Manuel Silva
A propriedade é um roubo?
No século XIX, Proudhon, um anarquista francês, afirmava: “a propriedade é um roubo”.
A propriedade nasce como um roubo. Inicialmente, o mundo era de todos, o que hoje se considera o comunismo primitivo. Posteriormente, através da violência, os fortes assenhoram-se dos bens terrenos, criam as suas propriedades tornando os mais fracos que para eles trabalhavam seus escravos. Assim nasce o sistema esclavagista.
Para assegurar a defesa do esbulho que fizeram e a escravização dos que para eles trabalhavam, os “senhores” criam o Estado e o que hoje chamamos um exército. O comunista Engels, coevo e camarada de Karl Marx, explica tudo isto muito bem na sua obra “Origem da família, da propriedade e do estado”.
Na idade antiga, houve várias revoltas de escravos contra o arbítrio, a exploração e a humilhação praticados pelos seus donos, destacando-se no Império Romano a sublevação dirigida pelo escravo Spartacus, que derrotou 7 legiões romanas, sendo finalmente derrotado e morto, bem como muitos dos seus companheiros. Nasce aí a luta contra a exploração e pela dignidade e igualdade de todos os seres humanos.
Posteriormente, ao esclavagismo sucedem-se o estado de servidão, o feudalismo, o capitalismo e a luta contra ele travada pelo socialismo, o comunismo e o anarquismo, de que Proudhon, a par, entre outros, de Bakunine e Kropoktin, foi um dos ideólogos.
O sistema actualmente vencedor, o capitalismo, que tendo despertado com a classe dos comerciantes (burguesia), a partir das descobertas e da colonização da América Latina, África e Ásia, se desenvolve a partir da revolução industrial, surge como um sistema amoral e injusto, como diz o liberal Mário Vargas Llosa.
A luta travada por socialistas, sociais-democratas, comunistas e “anarcas” obriga o capitalismo a reformar-se e a adoptar uma faceta mais social. Inicialmente, obrigava os trabalhadores, o proletariado de que falava Marx, a laborar 14 e 16 horas por dia, pagando salários de miséria e sem qualquer assistência na saúde ou no que hoje se considera segurança social. Para esta evolução, foi necessário derrubar o Estado absolutista e criar o Estado liberal, com os direitos, liberdades e garantias hoje assegurados nas sociedades democráticas, assim como as revoluções comunistas que obrigaram, nas sociedades ocidentais, o capitalismo a submeter-se ao Estado de Direito democrático.

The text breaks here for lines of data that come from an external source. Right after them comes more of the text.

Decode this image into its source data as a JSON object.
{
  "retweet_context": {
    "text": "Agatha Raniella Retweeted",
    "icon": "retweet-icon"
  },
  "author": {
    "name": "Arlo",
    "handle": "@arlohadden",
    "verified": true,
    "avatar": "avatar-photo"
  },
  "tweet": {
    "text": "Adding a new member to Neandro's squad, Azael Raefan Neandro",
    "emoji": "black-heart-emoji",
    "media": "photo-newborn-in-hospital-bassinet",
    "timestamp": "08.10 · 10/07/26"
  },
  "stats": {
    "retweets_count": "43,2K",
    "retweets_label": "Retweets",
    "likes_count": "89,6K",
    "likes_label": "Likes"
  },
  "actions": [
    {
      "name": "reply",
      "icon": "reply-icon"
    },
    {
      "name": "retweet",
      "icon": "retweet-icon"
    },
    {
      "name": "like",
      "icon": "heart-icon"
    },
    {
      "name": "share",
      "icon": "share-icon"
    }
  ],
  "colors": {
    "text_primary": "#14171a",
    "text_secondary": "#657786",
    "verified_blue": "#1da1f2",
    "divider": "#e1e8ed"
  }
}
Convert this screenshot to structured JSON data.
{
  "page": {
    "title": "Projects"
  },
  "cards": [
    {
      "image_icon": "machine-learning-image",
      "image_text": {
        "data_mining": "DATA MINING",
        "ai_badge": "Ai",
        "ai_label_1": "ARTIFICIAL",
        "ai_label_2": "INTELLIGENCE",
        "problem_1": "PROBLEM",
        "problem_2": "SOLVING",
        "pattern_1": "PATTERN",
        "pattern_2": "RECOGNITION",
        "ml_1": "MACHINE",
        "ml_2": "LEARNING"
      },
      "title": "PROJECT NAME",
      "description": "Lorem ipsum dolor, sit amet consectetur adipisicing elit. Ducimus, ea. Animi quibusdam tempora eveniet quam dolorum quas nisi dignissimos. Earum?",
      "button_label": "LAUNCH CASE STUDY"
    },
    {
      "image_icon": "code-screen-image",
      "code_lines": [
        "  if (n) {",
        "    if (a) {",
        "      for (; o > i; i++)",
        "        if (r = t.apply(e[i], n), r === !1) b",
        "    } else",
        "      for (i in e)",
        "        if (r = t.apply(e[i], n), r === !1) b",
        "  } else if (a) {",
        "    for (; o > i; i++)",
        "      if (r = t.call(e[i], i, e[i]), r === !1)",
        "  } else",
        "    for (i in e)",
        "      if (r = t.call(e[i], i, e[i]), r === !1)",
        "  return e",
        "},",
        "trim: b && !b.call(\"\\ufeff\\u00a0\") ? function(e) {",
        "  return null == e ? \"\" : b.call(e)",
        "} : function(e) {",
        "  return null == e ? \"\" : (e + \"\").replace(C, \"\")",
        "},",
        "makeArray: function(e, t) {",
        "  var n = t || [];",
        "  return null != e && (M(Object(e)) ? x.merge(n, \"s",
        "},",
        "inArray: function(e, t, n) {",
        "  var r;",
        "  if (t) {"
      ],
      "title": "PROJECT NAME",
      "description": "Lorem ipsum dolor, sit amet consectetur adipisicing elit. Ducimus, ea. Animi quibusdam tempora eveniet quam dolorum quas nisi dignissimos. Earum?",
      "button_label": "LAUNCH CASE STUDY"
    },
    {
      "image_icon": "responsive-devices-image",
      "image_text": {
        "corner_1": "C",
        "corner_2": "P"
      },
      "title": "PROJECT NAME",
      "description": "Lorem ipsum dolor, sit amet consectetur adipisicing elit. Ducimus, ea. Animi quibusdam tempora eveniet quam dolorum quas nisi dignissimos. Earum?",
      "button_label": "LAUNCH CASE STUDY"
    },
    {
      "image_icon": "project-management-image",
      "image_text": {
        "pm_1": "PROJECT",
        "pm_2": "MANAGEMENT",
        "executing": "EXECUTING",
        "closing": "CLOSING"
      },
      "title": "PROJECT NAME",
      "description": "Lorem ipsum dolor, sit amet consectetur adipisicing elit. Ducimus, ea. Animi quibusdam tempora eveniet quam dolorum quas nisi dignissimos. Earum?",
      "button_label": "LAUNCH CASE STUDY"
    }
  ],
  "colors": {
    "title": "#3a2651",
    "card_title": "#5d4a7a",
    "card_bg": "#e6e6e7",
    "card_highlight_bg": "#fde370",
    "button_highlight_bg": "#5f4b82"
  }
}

Citando mais uma vez Mário Vargas Llosa,” o capitalismo é o sistema que criou melhor nível de vida para todos e a igualdade de oportunidades, porque o poder económico está submetido ao poder político e ao Estado de Direito”. Por outro lado, acrescenta o autor destas linhas, as sociedades democráticas capitalistas endossaram, no plano social e de combate à pobreza, aspectos positivos das ideologias socialista e comunista, bem como criaram classes médias maioritárias e uma enorme quantidade de proprietários, não só entre empresários, mas também entre operários e demais trabalhadores.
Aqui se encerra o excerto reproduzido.